Efficient Design of Approximate Multipliers using Leading One-Bit and Recursive Approaches for Fault Tolerance in CNN Accelerators
摘要
Effective and low-power data processing is important in modern Convolutional Neural Network (CNN) accelerators, where the key computational activity is multiple operations. Approximate computing presents an option by effectively reduces hardware complexity while maintaining sufficient accuracy. This study proposes two novel Recursive Leading One-bit-Based Approximate (RLOBA) multiplier architectures that significantly improve both the performance and accuracy metrics.
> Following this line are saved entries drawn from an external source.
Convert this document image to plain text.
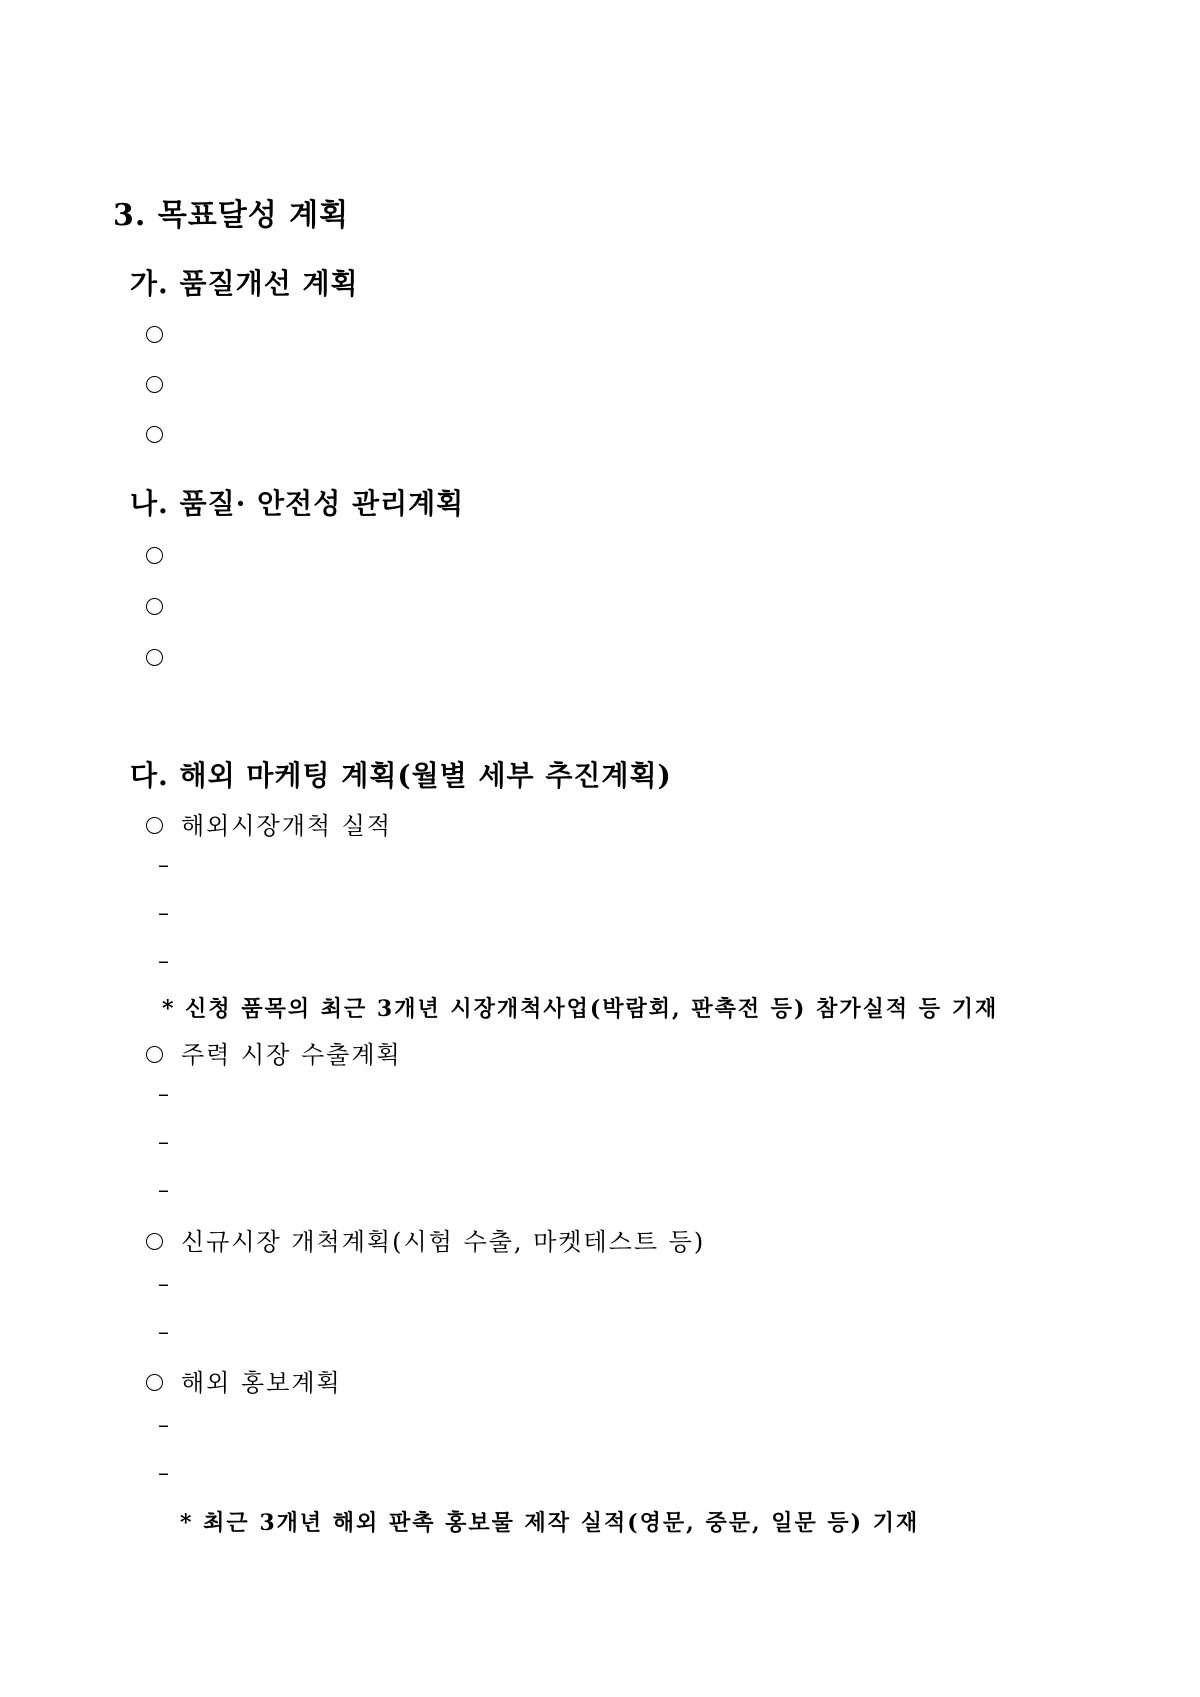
3. 목표달성 계획
가. 품질개선 계획
나. 품질· 안전성 관리계획
다. 해외 마케팅 계획(월별 세부 추진계획)
해외시장개척 실적
–
–
–
* 신청 품목의 최근 3개년 시장개척사업(박람회, 판촉전 등) 참가실적 등 기재
주력 시장 수출계획
–
–
–
신규시장 개척계획(시험 수출, 마켓테스트 등)
–
–
해외 홍보계획
–
–
* 최근 3개년 해외 판촉 홍보물 제작 실적(영문, 중문, 일문 등) 기재
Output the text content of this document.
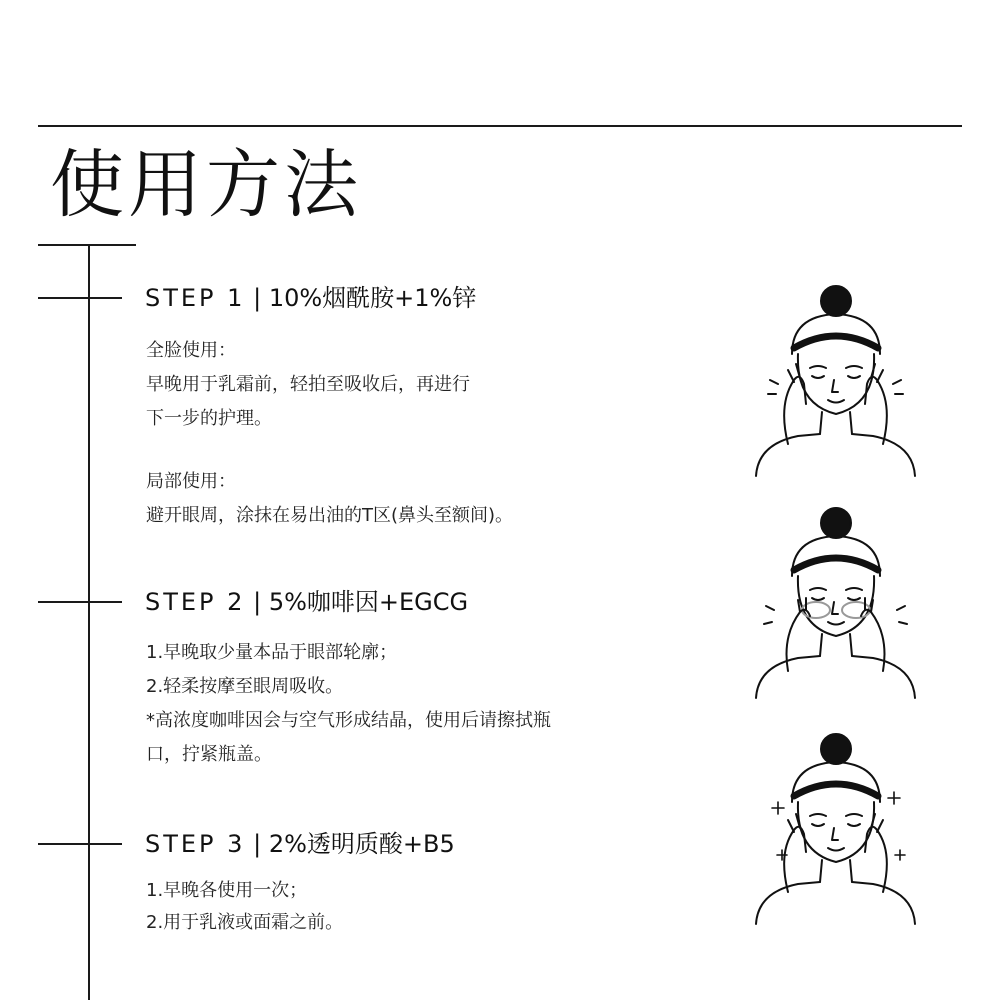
使用方法
STEP 1 | 10%烟酰胺+1%锌
全脸使用：
早晚用于乳霜前，轻拍至吸收后，再进行
下一步的护理。
局部使用：
避开眼周，涂抹在易出油的T区(鼻头至额间)。
STEP 2 | 5%咖啡因+EGCG
1.早晚取少量本品于眼部轮廓；
2.轻柔按摩至眼周吸收。
*高浓度咖啡因会与空气形成结晶，使用后请擦拭瓶
口，拧紧瓶盖。
STEP 3 | 2%透明质酸+B5
1.早晚各使用一次；
2.用于乳液或面霜之前。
The proposed design incorporates an Exact Multiplier (EM) to compute higher-order n/2-bit products, identify the Leading One-Bit (LOB) positions of both n/2-bit n segments, and produce the result through relatively simple addition, subtraction, and shift operations. All proposed and existing Approximate Multipliers (AMs) are implemented using Verilog HDL for 8–32 bit operand sizes, simulated in Vivado and MATLAB, and synthesized with the Cadence RTL Compiler. From the simulation results, the average improvements for the proposed RLOBA multiplier designs demonstrate significant reductions in delays, area, power, PDP, and EDP by 59.3%, 29.0%, 57.2%, 68.1%, and 74.8%, respectively. Furthermore, the proposed multipliers exhibit better PSNR, SSIM, and classification accuracy when integrated into Image Smoothing Filters (ISF) and several CNN models, as a demonstration of their use in high-performance, low-power approximate computing applications.